KREMMLING - Tuesday, Jan. 22, was the first day on the job for Kremmling's new town manager Mark Campbell.
He and his two cats Stan and Ollie moved to Kremmling last week from Missouri, where he had worked as a city administrator at the small gaming community of LaGrange. There, a large part of Campbell's job concerned city issues in dealing with flooding of the Mississippi River, he said. In 2008, Campbell received a congressional medal of merit for his work in the aftermath of the floods that year.
Originally from Northern Ireland, Campbell has been living and working in the states for the past 20 years.
He lived for a short time in Baker, Montana, and in taking the Kremmling position, "There was a part of me that wanted to move out West again," he said. Kremmling, he said, is similar to Montana scenic attributes and lifestyle. For mountainous areas, Campbell said, the people "choose to be here."
The manager earned his masters in public affairs at Cleveland State University, College of Urban Affairs in Cleveland, Ohio.
During his first day on the job on Tuesday, he traveled to Gypsum with interim Kremmling town manager Dick Blodgett for a meeting on regional collaboration on green management opportunities, such as use of renewable energy, energy efficiency, green building, resource conservation and environmental preservation.

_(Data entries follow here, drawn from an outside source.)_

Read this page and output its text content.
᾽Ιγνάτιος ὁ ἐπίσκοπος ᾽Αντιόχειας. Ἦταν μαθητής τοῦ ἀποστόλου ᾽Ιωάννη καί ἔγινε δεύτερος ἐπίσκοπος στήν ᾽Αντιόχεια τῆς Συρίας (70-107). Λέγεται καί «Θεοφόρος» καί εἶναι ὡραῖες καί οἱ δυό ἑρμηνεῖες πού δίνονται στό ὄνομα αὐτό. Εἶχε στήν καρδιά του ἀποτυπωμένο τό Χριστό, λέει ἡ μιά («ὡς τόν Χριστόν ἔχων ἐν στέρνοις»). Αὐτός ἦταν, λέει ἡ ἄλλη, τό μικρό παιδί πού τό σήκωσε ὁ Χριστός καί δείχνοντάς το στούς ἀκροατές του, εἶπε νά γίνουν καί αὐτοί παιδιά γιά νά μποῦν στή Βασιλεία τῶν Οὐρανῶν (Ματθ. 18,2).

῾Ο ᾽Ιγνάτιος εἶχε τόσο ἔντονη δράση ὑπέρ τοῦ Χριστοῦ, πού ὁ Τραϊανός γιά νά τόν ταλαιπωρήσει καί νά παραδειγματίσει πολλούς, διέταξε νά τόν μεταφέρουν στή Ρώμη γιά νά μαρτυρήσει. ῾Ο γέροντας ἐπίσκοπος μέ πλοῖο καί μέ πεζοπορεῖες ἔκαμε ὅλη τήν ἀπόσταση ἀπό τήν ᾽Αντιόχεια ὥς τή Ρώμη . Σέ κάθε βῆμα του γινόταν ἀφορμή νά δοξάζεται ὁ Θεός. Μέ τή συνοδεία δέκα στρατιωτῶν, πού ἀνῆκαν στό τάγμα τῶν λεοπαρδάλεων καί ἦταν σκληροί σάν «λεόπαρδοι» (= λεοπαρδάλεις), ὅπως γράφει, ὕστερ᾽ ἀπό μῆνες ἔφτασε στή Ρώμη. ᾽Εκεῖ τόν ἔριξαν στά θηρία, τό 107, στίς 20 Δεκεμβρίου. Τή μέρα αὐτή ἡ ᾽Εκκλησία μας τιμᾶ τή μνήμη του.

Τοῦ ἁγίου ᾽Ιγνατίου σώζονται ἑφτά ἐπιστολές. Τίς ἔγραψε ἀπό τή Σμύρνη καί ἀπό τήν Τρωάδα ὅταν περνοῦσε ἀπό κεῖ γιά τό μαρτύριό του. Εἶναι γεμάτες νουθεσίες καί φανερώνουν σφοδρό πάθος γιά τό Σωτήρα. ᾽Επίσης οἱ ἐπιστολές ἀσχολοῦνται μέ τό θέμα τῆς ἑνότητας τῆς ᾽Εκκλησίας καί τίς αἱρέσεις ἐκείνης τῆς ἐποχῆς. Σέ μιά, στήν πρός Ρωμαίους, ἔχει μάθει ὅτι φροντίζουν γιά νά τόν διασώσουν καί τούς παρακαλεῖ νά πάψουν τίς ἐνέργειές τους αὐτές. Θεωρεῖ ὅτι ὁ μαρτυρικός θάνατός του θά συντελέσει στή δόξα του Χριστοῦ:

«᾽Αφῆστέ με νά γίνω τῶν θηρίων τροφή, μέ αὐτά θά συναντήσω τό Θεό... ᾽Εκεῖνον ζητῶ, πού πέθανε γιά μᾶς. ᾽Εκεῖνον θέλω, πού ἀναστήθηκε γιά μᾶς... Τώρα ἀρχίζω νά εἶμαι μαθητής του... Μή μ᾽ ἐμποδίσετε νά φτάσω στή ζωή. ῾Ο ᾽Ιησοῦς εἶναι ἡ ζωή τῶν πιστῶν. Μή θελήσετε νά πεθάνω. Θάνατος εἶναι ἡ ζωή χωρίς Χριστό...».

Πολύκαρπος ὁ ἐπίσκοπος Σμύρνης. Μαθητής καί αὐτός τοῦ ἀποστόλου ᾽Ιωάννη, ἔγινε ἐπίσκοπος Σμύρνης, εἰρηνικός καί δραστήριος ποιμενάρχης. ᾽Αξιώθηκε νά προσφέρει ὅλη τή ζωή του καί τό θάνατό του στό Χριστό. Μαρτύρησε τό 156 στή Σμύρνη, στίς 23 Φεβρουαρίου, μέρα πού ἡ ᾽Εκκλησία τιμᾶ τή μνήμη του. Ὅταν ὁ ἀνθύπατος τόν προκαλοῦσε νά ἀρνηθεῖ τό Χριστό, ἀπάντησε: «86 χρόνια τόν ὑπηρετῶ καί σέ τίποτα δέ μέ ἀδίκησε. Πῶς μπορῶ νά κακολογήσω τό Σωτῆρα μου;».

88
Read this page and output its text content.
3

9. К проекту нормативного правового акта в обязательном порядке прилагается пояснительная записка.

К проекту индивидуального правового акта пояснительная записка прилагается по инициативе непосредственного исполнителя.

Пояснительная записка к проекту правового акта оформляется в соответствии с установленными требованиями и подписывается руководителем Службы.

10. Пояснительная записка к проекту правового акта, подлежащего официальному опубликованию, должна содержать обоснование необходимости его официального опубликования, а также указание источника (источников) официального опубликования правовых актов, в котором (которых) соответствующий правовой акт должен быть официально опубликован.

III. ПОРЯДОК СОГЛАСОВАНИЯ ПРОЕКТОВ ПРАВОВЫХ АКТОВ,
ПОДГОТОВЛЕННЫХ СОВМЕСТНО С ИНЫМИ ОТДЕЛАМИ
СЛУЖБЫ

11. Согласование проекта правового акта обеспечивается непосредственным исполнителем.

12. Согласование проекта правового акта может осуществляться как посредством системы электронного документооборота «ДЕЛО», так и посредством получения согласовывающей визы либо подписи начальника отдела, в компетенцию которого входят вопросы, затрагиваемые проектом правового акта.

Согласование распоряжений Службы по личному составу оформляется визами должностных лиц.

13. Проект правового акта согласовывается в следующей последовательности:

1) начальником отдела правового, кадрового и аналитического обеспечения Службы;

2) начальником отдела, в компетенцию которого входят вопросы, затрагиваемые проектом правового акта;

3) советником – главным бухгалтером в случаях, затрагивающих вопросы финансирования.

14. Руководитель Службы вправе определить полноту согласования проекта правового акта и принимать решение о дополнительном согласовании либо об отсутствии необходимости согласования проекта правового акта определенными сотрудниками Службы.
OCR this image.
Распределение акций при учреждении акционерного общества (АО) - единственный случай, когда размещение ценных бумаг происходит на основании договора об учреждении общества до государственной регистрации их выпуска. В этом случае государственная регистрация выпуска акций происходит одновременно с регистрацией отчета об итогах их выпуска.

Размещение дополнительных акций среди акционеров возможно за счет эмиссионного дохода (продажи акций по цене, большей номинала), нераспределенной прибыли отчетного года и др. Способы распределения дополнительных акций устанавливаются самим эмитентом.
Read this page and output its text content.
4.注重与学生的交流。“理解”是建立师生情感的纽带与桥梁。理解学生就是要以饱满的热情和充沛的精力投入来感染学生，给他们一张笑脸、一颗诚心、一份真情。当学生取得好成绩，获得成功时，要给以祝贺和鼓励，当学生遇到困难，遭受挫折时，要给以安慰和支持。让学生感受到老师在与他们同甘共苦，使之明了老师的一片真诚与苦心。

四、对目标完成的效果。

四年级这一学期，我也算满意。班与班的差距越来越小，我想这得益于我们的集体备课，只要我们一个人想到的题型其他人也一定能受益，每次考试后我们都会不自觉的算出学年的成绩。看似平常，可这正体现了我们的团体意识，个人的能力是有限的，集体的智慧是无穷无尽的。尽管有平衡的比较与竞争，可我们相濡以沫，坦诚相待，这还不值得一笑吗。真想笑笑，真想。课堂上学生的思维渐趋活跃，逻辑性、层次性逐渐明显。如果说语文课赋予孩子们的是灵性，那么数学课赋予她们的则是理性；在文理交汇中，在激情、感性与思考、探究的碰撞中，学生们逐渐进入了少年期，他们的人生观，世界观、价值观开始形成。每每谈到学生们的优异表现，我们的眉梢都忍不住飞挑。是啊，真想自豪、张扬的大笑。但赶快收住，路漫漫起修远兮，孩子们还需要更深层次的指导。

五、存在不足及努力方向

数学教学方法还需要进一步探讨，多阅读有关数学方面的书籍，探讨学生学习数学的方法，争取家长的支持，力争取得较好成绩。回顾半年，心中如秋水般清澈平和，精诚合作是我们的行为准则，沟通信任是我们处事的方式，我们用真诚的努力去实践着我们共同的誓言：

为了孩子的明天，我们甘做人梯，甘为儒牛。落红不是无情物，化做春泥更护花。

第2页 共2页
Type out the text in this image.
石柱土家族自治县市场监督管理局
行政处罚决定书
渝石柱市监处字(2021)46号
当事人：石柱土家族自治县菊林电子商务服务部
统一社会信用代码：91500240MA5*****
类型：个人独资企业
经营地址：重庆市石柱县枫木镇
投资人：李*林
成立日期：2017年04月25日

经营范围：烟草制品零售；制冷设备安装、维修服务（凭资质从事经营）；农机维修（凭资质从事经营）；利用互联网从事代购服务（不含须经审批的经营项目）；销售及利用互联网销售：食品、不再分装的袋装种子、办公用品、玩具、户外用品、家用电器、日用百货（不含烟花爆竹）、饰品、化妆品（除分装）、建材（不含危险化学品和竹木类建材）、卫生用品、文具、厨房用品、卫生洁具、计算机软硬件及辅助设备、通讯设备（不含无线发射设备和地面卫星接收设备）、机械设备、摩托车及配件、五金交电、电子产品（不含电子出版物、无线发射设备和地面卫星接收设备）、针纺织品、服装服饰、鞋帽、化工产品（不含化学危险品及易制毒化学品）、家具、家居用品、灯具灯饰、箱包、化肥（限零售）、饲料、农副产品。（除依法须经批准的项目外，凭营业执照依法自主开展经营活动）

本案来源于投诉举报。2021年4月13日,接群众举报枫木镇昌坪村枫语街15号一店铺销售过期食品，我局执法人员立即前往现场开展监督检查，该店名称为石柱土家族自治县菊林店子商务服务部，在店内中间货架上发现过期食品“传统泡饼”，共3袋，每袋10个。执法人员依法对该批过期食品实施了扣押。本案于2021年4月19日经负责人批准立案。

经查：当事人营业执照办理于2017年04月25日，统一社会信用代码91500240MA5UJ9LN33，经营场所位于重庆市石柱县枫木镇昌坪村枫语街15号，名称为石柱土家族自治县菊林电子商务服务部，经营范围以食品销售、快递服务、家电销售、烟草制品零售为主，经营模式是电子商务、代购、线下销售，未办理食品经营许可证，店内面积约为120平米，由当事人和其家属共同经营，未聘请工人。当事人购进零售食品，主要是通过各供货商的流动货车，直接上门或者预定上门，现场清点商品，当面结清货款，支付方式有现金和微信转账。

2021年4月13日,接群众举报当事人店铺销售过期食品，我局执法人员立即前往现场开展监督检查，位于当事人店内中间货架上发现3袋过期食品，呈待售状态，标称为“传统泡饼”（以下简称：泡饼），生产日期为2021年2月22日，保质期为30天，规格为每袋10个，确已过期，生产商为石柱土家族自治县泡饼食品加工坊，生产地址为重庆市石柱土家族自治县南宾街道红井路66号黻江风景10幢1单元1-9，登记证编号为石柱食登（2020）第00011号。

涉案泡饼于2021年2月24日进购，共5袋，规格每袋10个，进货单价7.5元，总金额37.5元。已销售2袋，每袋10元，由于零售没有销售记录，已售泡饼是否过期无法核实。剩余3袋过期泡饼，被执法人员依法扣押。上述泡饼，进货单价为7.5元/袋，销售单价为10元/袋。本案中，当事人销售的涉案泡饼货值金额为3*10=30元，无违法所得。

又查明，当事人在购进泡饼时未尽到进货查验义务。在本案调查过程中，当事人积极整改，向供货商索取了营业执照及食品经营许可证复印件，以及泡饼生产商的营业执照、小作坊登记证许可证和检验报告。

According to Kremmling Mayor Tom Clark, Blodgett plans to stay for at least a week to ensure a "smooth transition" of the town's management.
Campbell, who survived two interviews for the job, was among a pool of top five finalists out of 60 candidates Kremmling officials chose, Clark said. Kremmling did offer the job to two others who either did not take the job or dropped out of the running, he said.
Campbell's "all-round experience" appealed to Clark, from "water, waste water and grant writing to emergency management and flood mitigation."
The new manager's goals at present are to simply "try and advance the town forward" with its own agenda of attracting and retaining businesses and upgrading the town's infrastructure, while trying to find the needed funds to do so.